The culmination of how well we perform these duties determines how we move up or fall off (ouch) the professional ladder in academic medicine. This process is called promotion and tenure (P&T, for short) and forms the ranks of instructor (lowest rank), to assistant professor, associate professor and full professor (highest rank). Tenure is a state of permanent appointment that requires extraordinary circumstances (really bad personal, professional, or financial behavior) to result in termination. While many believe this is an outdated concept, tenure is the coveted position that rising stars in academia aspire to (by the way, I am a tenured full professor…ah, it feels so good!). There is another important thing to know: For the tenure track, there is a limit to the time one can take to advance to the next level. A ticking clock (or time bomb, if you will) usually begins at the rank of assistant professor and you typically get about seven years to advance to an associate professor with tenure. If you don’t succeed, you are voted off the island and have to move on, making your chances of getting another shot at climbing the tenure ladder at another medical school about as good as climbing Mt. Everest in your underwear without a Sherpa (in other words, not that good). Most medical schools and university-based AMCs have this hierarchy and process.

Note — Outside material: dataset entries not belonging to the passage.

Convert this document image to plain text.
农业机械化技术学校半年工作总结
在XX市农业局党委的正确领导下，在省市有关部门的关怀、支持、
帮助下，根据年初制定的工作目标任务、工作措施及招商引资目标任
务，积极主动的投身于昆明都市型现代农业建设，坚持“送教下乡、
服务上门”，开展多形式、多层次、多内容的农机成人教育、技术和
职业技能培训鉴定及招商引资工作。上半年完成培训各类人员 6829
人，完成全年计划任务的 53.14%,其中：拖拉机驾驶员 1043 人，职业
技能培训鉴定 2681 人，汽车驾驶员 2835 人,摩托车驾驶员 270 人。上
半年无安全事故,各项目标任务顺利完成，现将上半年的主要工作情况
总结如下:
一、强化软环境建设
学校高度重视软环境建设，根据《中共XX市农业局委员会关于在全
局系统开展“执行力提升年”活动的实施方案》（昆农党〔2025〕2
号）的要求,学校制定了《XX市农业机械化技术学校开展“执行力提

Why is the above information important to understand? There are certainly enormous opportunities to innovate (even disruptively) within the tripartite mission of activities that we in academic medicine are charged with. A major challenge is how to pay for it using two different currencies, money and time, which have huge impacts on the bottom line of AMCs. As a whole, innovation in medicine takes time and is not, in general, easy to fund through traditional grant sources (NIH) or reallocation of time. In other words, the horizon for the return on investment can be much longer than the traditional activities that those in academic medicine get paid to do. If the talented surgeon is not in the operating room performing complex surgeries, then clinical revenue is reduced. If researchers are not bringing in grants to support their salaries and those of their assistants, then resources have to be found to bridge the research. If you need a break from teaching, then a replacement has to be found.  All in all, in the AMC, time is actually money. Now, while those who have successfully climbed the promotion and tenure ladder have more flexibility in their time and choices, our youngest and brightest down the ladder struggle with deviating to do anything that changes the traditional calculus that might jeopardize their career path. Innovation and commercialization activity is deemed just too risky because we cannot be certain of its power and return on investment in a time frame we are used to working within--it’s a DILEMMA!  This has me really worried in regards of our future ability to create the impact we need as young faculty are in the best position to have eureka moments.  Many of us who have been researchers or clinicians for so long actually become blinded by our experience and long-term exposure to our environments, unable (or unwilling) to recognize new opportunities.

Just to be fair, there are also external reasons (not good) that are in part responsible for why medical schools and academia can unknowingly (or knowingly) suppress innovation. We will open those cans of worms in the future. While the above is a bit simplistic, it will give us a common starting place for future discussion.

Now, I don’t want you to think that all is hopeless. Part of the solution is re-engineering culture and incentives that allow a convergence of innovation and entrepreneurship activities as extra dimensions of the traditional tripartite mission. In future blog posts, we will explore what we and others have done and are doing to bend the rules (its can be pretty naughty but fun) or change the game in order to make innovation and entrepreneurship both a natural and expected academic behavior. Without such strategies, we won’t be getting the impact our patients need and deserve from our AMCs and universities.